Towards Settling the Complexity of the Lettericity Problem
For graph theorists and complexity theorists, this work clarifies the complexity boundaries of the lettericity problem, though the main problem remains open.
The authors investigate the computational complexity of the lettericity problem for graphs, showing that word retrieval and decoder retrieval are polynomial-time solvable, while coloring retrieval is equivalent to graph isomorphism. They also introduce symmetric lettericity, which equals neighborhood diversity and is computable in linear time.
The lettericity of a graph $G=(V,E)$ is defined as the smallest size of an alphabet $Σ$ such that there is a word $w_1 \dots w_{|V|} \in Σ^*$ and a decoder $\mathcal{D} \subseteq Σ^2$ with the property that $G$ is isomorphic to the letter graph $G(\mathcal{D}, w)$, that is, the graph with vertex set $\{1, \dots, n\}$ and edge set $\{ij \mid 1\leq i < j \leq n, w_iw_j \in \mathcal{D}\}$. Note that $G(\mathcal{D}, w)$ can be seen as a graph with inherent coloring $χ\colon V(G) \rightarrow Σ$. It is unknown whether the lettericity of a given graph can be computed in polynomial time.
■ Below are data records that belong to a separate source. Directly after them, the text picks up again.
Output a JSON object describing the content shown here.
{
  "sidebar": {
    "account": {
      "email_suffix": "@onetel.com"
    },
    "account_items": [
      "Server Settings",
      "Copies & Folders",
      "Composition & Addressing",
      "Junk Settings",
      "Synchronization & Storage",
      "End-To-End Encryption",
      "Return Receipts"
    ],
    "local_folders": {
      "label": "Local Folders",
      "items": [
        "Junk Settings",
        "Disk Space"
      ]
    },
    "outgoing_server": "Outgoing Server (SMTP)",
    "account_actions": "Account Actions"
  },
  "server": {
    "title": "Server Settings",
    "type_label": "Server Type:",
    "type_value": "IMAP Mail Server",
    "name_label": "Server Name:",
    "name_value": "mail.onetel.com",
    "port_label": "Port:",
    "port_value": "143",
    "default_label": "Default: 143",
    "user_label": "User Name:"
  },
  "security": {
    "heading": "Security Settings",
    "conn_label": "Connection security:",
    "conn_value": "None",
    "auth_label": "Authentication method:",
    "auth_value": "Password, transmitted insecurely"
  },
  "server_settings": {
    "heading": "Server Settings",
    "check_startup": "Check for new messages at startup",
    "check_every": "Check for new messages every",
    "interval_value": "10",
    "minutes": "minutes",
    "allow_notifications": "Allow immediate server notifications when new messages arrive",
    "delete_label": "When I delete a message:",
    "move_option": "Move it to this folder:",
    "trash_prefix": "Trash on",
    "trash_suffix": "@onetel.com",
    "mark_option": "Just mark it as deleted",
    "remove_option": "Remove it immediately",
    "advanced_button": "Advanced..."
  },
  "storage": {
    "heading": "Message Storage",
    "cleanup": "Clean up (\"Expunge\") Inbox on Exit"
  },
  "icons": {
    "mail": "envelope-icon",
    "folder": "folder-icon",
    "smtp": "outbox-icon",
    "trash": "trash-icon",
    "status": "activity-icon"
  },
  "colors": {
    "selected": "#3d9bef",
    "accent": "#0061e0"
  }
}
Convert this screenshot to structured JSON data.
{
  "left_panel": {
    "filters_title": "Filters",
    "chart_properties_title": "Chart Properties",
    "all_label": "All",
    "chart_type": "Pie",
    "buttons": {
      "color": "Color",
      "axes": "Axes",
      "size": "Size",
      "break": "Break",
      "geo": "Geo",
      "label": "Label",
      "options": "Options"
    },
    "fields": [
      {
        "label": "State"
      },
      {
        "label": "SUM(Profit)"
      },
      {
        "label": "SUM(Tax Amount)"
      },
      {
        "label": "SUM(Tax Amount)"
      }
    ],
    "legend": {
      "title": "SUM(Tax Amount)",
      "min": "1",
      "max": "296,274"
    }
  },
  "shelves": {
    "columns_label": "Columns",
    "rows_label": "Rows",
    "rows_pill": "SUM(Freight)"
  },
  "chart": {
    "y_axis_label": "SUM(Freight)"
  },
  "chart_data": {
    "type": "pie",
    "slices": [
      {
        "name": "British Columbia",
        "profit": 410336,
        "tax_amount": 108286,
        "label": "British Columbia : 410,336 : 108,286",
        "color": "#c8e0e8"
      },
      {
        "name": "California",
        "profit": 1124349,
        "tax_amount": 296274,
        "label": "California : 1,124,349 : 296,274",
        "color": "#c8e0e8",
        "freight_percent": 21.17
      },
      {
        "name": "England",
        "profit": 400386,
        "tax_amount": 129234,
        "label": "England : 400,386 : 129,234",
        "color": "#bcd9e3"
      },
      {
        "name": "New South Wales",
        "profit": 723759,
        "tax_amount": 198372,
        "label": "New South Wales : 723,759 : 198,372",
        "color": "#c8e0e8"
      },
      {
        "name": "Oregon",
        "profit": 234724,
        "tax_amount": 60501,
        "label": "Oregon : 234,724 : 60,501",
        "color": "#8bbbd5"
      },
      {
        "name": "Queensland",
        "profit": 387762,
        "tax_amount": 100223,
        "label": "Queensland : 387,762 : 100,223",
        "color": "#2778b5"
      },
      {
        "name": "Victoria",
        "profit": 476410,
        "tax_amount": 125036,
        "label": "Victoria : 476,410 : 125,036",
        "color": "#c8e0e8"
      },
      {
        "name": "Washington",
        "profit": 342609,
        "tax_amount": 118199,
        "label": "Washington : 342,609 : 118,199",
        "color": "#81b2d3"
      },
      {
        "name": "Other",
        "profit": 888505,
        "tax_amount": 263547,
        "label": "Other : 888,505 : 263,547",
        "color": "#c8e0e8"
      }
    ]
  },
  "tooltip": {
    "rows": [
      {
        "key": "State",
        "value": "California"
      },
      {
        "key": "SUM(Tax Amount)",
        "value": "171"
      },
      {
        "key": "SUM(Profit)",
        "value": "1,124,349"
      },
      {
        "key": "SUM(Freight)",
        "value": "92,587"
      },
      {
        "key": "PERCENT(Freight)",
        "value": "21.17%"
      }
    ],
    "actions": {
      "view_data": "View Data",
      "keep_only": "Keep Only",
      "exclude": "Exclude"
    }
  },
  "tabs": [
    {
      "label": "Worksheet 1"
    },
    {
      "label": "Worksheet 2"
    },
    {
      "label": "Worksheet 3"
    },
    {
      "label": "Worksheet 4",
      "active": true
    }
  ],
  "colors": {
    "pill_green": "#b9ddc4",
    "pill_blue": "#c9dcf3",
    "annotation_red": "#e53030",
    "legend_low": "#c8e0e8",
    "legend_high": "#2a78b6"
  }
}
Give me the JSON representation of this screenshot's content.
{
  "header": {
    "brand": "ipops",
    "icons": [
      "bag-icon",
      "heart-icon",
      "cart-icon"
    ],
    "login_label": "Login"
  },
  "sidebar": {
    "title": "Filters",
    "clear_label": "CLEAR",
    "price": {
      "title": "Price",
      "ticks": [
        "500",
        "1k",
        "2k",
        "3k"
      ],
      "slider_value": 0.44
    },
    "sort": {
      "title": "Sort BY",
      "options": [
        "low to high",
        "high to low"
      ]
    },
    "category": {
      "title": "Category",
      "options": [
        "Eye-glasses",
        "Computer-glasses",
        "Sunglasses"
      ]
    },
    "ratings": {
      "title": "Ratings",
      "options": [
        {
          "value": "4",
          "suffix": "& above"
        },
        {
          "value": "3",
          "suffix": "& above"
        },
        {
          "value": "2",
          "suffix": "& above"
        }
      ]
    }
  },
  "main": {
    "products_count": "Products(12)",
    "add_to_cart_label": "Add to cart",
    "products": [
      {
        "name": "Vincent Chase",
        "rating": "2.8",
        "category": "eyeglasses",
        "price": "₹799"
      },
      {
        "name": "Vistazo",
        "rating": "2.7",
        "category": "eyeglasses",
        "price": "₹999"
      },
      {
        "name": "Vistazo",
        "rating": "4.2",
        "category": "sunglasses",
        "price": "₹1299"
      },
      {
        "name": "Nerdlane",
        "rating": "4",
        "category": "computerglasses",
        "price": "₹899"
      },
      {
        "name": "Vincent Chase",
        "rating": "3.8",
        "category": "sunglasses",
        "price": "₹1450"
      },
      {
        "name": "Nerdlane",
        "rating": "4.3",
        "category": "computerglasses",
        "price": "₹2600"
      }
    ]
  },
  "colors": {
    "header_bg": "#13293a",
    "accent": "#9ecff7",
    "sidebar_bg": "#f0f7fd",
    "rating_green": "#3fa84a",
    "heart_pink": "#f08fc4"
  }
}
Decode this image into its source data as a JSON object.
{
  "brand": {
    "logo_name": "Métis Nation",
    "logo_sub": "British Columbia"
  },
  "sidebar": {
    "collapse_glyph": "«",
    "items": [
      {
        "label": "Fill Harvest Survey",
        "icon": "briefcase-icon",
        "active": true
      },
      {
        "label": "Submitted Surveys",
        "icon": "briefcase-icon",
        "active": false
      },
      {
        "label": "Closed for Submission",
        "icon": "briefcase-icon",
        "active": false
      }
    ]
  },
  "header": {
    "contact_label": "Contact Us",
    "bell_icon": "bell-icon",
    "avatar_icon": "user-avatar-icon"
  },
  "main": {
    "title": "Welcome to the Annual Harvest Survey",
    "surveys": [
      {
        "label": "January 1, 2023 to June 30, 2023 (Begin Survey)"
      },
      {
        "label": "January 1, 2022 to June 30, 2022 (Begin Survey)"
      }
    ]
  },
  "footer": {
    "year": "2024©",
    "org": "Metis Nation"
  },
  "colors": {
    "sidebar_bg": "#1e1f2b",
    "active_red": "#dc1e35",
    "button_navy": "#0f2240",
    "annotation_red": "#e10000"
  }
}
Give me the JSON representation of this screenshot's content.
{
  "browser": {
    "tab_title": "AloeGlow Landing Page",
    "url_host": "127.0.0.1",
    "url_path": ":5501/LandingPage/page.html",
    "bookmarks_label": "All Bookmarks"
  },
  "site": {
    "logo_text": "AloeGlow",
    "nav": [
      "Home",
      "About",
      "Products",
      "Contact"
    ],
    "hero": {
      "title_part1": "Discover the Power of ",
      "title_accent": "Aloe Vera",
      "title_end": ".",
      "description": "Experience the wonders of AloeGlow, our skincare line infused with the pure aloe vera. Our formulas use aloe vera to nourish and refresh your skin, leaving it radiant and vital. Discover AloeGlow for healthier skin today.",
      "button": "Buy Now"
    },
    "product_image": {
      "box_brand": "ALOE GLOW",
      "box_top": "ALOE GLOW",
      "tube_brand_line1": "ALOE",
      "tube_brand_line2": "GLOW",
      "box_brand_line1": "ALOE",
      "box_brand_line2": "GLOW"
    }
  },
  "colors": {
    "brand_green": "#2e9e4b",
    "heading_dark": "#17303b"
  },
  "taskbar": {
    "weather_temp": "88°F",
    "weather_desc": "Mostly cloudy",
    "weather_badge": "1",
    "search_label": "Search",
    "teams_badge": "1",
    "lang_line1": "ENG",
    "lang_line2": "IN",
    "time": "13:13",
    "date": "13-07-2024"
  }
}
The problem to determine the lettericity of a given graph is called the lettericity problem. As a step towards answering the complexity of this problem, we investigate the following retrieval problems: given a graph $G$ together with two of the three solution-objects (word $w$, decoder $\mathcal{D}$, and coloring $χ$), the goal is to compute the third solution-object. We show that word retrieval and decoder retrieval are solvable in polynomial time, while coloring retrieval is equivalent to the graph isomorphism problem. Beyond this, we introduce symmetric lettericity which is a restricted version of lettericity where each decoder needs to be symmetrical ($ab\in \mathcal{D}$ if and only if $ba\in \mathcal{D}$). As we show, the symmetric lettericity of a graph always equals the neighborhood diversity of the graph, which in fact can be computed in linear time.